Here's the data that should make every senior marketer pause.

A 2017 Capgemini study of 125 global companies asked each firm how customer-centric it believed itself to be. Then they asked their actual customers the same question. The largest single segment in the results was 56%. That segment represented companies who believed they were customer-focused, but whose own customers disagreed.

More than half. Across large, sophisticated, well-resourced organizations.

The gap isn't dishonesty, it's distance. The people making communication decisions are often the furthest from the people receiving them. Jeff Bezos, founder and executive chairman of Amazon, understood this so acutely that he kept an empty chair at every meeting at Amazon HQ. That chair, he said, represented "the most important person in the room": the customer, who almost never had a seat at the table.

Most brands forget to pull up that chair.

The Diagnostic

Before you write the next caption, headline, campaign line, or van wrap run it through these three questions:

  1. Does this describe who we are or what our guest gets?

  2. Would our guest find this useful or would they find it moving?

  3. Does this make our guest feel understood or just informed?

Use these as a quick audit on work you've already made. Use them as a filter before you start new work. Either way, be as brutally honest as you can. Most brands discover that a lot of what they've been saying answers the first question adequately and the third question barely at all.

The climb from Megaphone to Menu is a mindset shift. It means caring more about what your guest thinks than what you want to say. That shift alone gets you somewhere real. Menu brands are at least moving toward customer-centricity.

But Menu isn't where connection lives.

Connection lives in Magnet.

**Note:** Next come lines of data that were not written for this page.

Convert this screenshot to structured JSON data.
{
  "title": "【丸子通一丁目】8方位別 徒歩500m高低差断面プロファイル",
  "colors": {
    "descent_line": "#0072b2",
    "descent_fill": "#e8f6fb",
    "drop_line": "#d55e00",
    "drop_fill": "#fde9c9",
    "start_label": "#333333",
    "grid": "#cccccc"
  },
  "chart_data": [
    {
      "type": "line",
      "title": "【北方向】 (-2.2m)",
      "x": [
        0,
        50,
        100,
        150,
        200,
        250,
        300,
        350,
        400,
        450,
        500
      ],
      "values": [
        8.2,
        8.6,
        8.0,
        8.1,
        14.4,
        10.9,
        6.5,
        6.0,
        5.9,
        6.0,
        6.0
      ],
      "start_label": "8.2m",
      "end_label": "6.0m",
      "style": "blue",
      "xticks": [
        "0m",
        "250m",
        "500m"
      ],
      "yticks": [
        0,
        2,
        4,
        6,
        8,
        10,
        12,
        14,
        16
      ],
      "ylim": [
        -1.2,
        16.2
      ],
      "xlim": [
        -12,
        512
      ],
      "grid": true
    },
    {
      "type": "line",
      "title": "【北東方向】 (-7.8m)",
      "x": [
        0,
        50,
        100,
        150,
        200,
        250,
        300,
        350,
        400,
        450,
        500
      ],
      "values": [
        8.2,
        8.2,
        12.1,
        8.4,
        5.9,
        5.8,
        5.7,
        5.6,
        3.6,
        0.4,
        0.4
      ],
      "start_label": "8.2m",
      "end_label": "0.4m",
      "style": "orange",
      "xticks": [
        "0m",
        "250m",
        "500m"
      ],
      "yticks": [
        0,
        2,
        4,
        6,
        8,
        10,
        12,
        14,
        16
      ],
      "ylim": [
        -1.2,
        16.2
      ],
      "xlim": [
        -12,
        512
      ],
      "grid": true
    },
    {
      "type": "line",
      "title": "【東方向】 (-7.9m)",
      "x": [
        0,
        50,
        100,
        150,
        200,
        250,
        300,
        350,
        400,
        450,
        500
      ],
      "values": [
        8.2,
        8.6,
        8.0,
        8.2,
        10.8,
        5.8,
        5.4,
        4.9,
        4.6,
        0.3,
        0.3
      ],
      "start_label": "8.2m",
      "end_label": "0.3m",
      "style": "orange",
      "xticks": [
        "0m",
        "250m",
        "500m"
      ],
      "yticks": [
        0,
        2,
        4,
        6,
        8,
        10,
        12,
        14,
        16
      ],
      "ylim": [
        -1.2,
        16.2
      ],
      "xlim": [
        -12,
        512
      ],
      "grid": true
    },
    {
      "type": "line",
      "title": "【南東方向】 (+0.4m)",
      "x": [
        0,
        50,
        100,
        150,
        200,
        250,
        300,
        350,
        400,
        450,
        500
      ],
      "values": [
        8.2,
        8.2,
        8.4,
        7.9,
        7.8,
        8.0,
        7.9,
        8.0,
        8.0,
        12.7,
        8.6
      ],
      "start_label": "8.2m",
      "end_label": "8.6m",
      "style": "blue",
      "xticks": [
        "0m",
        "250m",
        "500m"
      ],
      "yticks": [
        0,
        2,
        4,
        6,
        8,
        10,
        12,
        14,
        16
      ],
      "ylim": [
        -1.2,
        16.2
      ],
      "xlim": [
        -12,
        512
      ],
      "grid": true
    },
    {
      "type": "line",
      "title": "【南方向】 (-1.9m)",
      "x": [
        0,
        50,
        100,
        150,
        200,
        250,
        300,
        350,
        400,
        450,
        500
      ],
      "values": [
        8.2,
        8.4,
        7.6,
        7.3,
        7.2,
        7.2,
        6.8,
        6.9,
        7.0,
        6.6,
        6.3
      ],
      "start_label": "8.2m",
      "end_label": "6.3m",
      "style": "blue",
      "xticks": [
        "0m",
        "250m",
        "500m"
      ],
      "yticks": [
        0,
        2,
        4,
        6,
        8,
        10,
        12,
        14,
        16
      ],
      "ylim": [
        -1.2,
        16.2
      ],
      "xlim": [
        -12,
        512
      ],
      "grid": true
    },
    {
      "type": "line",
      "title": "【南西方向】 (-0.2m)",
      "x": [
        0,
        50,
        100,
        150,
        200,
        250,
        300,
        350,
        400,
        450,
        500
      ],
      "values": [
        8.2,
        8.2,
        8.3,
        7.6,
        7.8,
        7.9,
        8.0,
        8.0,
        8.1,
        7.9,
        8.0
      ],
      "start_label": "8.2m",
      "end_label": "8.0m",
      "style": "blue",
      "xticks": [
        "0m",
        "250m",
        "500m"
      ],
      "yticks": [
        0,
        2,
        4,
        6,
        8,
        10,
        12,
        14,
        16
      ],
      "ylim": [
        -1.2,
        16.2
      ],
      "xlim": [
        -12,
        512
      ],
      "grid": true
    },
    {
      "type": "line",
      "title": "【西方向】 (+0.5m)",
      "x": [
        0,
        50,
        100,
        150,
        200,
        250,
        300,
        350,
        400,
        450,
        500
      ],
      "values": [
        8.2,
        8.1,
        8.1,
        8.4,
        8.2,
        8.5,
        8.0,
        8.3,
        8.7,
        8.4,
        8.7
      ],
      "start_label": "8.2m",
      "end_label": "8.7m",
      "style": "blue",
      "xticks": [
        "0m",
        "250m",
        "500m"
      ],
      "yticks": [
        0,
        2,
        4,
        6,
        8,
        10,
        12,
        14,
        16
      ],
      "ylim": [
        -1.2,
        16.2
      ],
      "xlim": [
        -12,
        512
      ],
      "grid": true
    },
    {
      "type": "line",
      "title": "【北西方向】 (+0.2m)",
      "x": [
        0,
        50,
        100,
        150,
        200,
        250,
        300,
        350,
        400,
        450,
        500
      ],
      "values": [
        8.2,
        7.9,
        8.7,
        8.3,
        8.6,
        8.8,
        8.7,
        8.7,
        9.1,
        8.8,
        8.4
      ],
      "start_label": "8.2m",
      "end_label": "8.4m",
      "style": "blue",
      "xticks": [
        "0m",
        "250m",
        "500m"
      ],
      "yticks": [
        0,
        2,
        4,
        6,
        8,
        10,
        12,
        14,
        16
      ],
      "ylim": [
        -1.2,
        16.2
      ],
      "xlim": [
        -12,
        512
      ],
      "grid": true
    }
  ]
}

And getting to Magnet is where craft and risk and creativity come in: emotion, storytelling, the specific human details that makes someone feel seen rather than targeted.

Assertions repel, benefits inform, stories attract.

The Invitation

The van on the Turnpike might belong to a great company. They might show up on time, charge fairly, and treat every customer like family. The hotel that has "reimagined hospitality" really might have. And maybe that restaurant really is a "best kept secret."

But your guests are making their judgements on your brand going (metaphorically) 70 miles an hour. They're not malicious, they're just efficient. They're scanning, deciding, and moving on. And what you say in that moment either pulls them in or pushes them away.

The distance between where you are and where you want to be might just be three questions away.